Tien Phong (Vanguard) newspaper quoted Hung as saying he was bored with the job and returned to Axelrad’s hospital in 1969 to work as a nurse’s assistant.
He contacted the local Viet Cong unit and was promised someone would come to pick him up. But he waited in vain.
Meanwhile, in August 1967 Axelrad returned home together with the bones, and did not hear about Hung until last week.
Hung, a native of the northern province of Nam Dinh, had been head of a northern Vietnamese advance squad when his unit was ambushed by American troops in Binh Dinh Province.
He sustained a gunshot to the right arm but escaped along a river. He survived “on rice left over in abandoned rice fields and wild leaves” for days before the Americans found and took him to Axelrad’s camp.
“I fainted when I reached the American medical site in An Khe. My arm had deteriorated and had such a bad smell.”
A month after the amputation, he said, Axelrad performed a second surgery on the remaining part of his right arm to save him from severe infection.
Upon his recovery, he was surprised to be sent to work in the clinic. “I thought they would send me to Con Dao prison after I healed but they did not.”
Six years after returning to An Khe, in 1975, he married a woman 14 years his junior.
After the war Hung worked for the Song An commune administration in An Khe for several years before becoming self-employed to feed his large family.
He now hopes to get war invalid status and the attendant allowances, which he never got, to help cover his sick wife’s medical expenses.
“It has been too complicated in terms of procedures to report the loss of my arm during the war.”
Meanwhile, on the other side of the world, 74-year-old Axelrad is making plan to return to Vietnam with the bones.
“I have had his arm all these years as a reminder of a deed of kindness for a young man in need. But now it is not something I want to pass on to my grandson and it belongs to [Hung],” he said.
His son Chris Axelrad, an acupuncturist, herbalist, and nutritionist in the US, wrote on his blog that he had “never heard my father’s voice like that” when calling the military doctor to tell him about Hung being found.
“My father has thought about [Hung] over and over for the last 40 plus years,” the doctor, who was shown the arm bones the first time as a teenager, said.
“One of the hardest things for my father was leaving Vietnam and never knowing what happened to him.”

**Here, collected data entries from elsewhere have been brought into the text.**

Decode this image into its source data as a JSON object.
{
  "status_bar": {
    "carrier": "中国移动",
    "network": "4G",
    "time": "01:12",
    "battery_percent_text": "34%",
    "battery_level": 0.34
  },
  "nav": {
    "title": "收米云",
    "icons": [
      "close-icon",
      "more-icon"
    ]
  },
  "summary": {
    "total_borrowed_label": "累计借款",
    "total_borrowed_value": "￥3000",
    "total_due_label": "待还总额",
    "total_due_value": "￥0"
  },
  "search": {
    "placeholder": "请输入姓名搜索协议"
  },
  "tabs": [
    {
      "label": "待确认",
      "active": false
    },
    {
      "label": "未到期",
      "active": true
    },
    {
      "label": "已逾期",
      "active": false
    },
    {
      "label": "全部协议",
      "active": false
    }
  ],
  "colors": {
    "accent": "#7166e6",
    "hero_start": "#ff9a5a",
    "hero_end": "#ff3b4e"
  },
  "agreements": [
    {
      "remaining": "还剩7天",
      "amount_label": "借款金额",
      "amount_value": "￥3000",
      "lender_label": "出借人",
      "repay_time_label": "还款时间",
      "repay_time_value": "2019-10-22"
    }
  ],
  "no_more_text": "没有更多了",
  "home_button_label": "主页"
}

Upon his return from Vietnam, Axelrad continued to work as a military general surgeon. He was discharged from the army a year later and has been practicing urology since.
But a wife and three children and a successful career has not helped him get over the sad memories of Vietnam’s battlefields.
“Two years ago I opened my military trunk for the first time in 35 years… and the memories returned vividly,” he said.
He began to review the history of the war and read H.R. McMaster’s book Dereliction of Duty, which documented the lies told to Congress by President Lyndon Johnson and Defense Secretary Robert McNamara.
The American presence in Vietnam was a big mistake and a huge waste of life, he said.
“We should not have entered the war in Vietnam. This would have avoided the loss of 56,000 American soldiers and… 3 million Vietnamese.”
But the injuries caused to children and their separation from their parents bothered him the most.
His son said the doctor is “still very angry at Lyndon Johnson for all the lies he said.”
Now that he has learned about the one-armed Vietnamese veteran, Axelrad is looking forward to the day he will reunite with his old friend, honor his bravery, and make up in his own little way for the pain the Americans caused in Vietnam.